With an unstable patient like Mrs. Lowman, you have to plan for things to get worse.”
Emily Rex, Flight Nurse

In addition to providing excellent clinical care, the pair also provided Mrs. Lowman with a bit of emotional support. Because she was outfitted with a headset, Emily and Jesse could talk with her throughout the flight and make sure she was feeling comfortable and at ease.

“They spoke to me the whole way and let me know exactly what was going on,” said Mrs. Lowman. “They made me feel so comfortable. I realize it is their job, but these people weren’t robots, they showed me they were compassionate, they had feelings.”

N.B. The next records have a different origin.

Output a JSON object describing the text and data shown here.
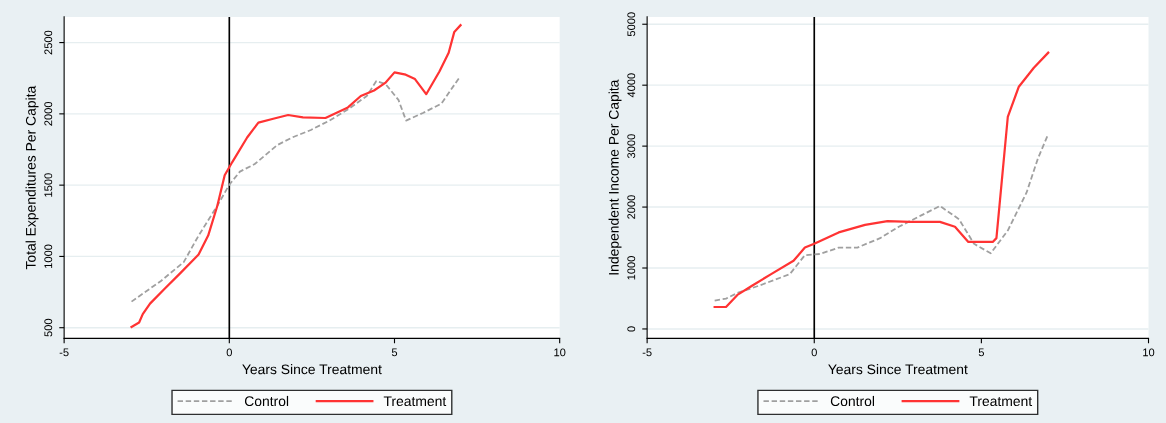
{
  "chart_data": [
    {
      "type": "line",
      "xlabel": "Years Since Treatment",
      "ylabel": "Total Expenditures Per Capita",
      "xlim": [
        -5,
        10
      ],
      "xticks": [
        -5,
        0,
        5,
        10
      ],
      "ylim": [
        425,
        2680
      ],
      "yticks": [
        500,
        1000,
        1500,
        2000,
        2500
      ],
      "grid": "y",
      "legend": "bottom",
      "ref_lines": [
        {
          "axis": "x",
          "value": 0,
          "color": "#000000"
        }
      ],
      "series": [
        {
          "name": "Control",
          "color": "#a0a0a0",
          "line_style": "dashed",
          "x": [
            -2.96,
            -2.07,
            -1.38,
            -0.93,
            -0.36,
            0,
            0.32,
            0.77,
            1.45,
            1.9,
            2.47,
            3.03,
            3.6,
            4.16,
            4.45,
            4.73,
            5.12,
            5.35,
            5.86,
            6.42,
            6.97
          ],
          "values": [
            683,
            828,
            960,
            1146,
            1357,
            1503,
            1595,
            1648,
            1781,
            1834,
            1887,
            1953,
            2032,
            2125,
            2230,
            2209,
            2098,
            1953,
            2006,
            2072,
            2257
          ]
        },
        {
          "name": "Treatment",
          "color": "#ff3333",
          "line_style": "solid",
          "x": [
            -2.96,
            -2.73,
            -2.62,
            -2.4,
            -1.95,
            -1.49,
            -0.93,
            -0.64,
            -0.36,
            -0.14,
            0.09,
            0.54,
            0.88,
            1.33,
            1.78,
            2.23,
            2.91,
            3.59,
            3.98,
            4.38,
            4.72,
            5.0,
            5.34,
            5.62,
            5.96,
            6.36,
            6.64,
            6.81,
            7.0
          ],
          "values": [
            505,
            537,
            595,
            669,
            775,
            881,
            1013,
            1146,
            1357,
            1569,
            1662,
            1834,
            1939,
            1966,
            1992,
            1976,
            1971,
            2045,
            2125,
            2164,
            2217,
            2291,
            2275,
            2244,
            2138,
            2297,
            2429,
            2575,
            2622
          ]
        }
      ]
    },
    {
      "type": "line",
      "xlabel": "Years Since Treatment",
      "ylabel": "Independent Income Per Capita",
      "xlim": [
        -5,
        10
      ],
      "xticks": [
        -5,
        0,
        5,
        10
      ],
      "ylim": [
        -155,
        5120
      ],
      "yticks": [
        0,
        1000,
        2000,
        3000,
        4000,
        5000
      ],
      "grid": "y",
      "legend": "bottom",
      "ref_lines": [
        {
          "axis": "x",
          "value": 0,
          "color": "#000000"
        }
      ],
      "series": [
        {
          "name": "Control",
          "color": "#a0a0a0",
          "line_style": "dashed",
          "x": [
            -2.98,
            -2.64,
            -2.3,
            -1.63,
            -0.73,
            -0.28,
            0.17,
            0.73,
            1.29,
            1.97,
            2.53,
            3.2,
            3.76,
            4.33,
            4.78,
            5.28,
            5.79,
            6.35,
            6.69,
            7.0
          ],
          "values": [
            466,
            497,
            590,
            714,
            900,
            1211,
            1230,
            1335,
            1335,
            1490,
            1677,
            1863,
            2018,
            1801,
            1397,
            1242,
            1615,
            2236,
            2795,
            3198
          ]
        },
        {
          "name": "Treatment",
          "color": "#ff3333",
          "line_style": "solid",
          "x": [
            -2.98,
            -2.64,
            -2.3,
            -1.85,
            -1.29,
            -0.62,
            -0.28,
            0,
            0.73,
            1.52,
            2.19,
            2.87,
            3.76,
            4.21,
            4.61,
            5.34,
            5.45,
            5.62,
            5.79,
            6.12,
            6.57,
            7.0
          ],
          "values": [
            360,
            360,
            559,
            714,
            900,
            1118,
            1335,
            1397,
            1584,
            1708,
            1770,
            1757,
            1757,
            1677,
            1428,
            1428,
            1490,
            2484,
            3478,
            3975,
            4285,
            4533
          ]
        }
      ]
    }
  ]
}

It wasn’t long before Jordan was safely touching down on the helipad of Bozeman Deaconess Hospital. There, Emily and Jesse delivered Mrs. Lowman into the hands of a clinical team that would take her right to the Cath lab for imaging, and eventually, into surgery. Altogether, Mrs. Lowman had to have two stents put in her heart; but just three days after her flight with REACH, she was well enough to go back home to the ranch.

We are happy to report that today Mrs. Lowman is feeling 100 percent. In fact, she feels so good that she recently decided to fulfill her lifelong dream of opening her own antique shop. Hilltop Antiques opened its doors this May, and in addition to telling everyone about her new business venture, Mrs. Lowman has made it her mission to help spread the word about both REACH and the AirMedCare Network membership program.

“I am thrilled that we have REACH in Montana,” said Mrs. Lowman. “I tell everyone to buy a membership. I tell them about how I was a person who thought they’d never need it, but how it ended up saving my life. Something like this could easily happen to anyone.”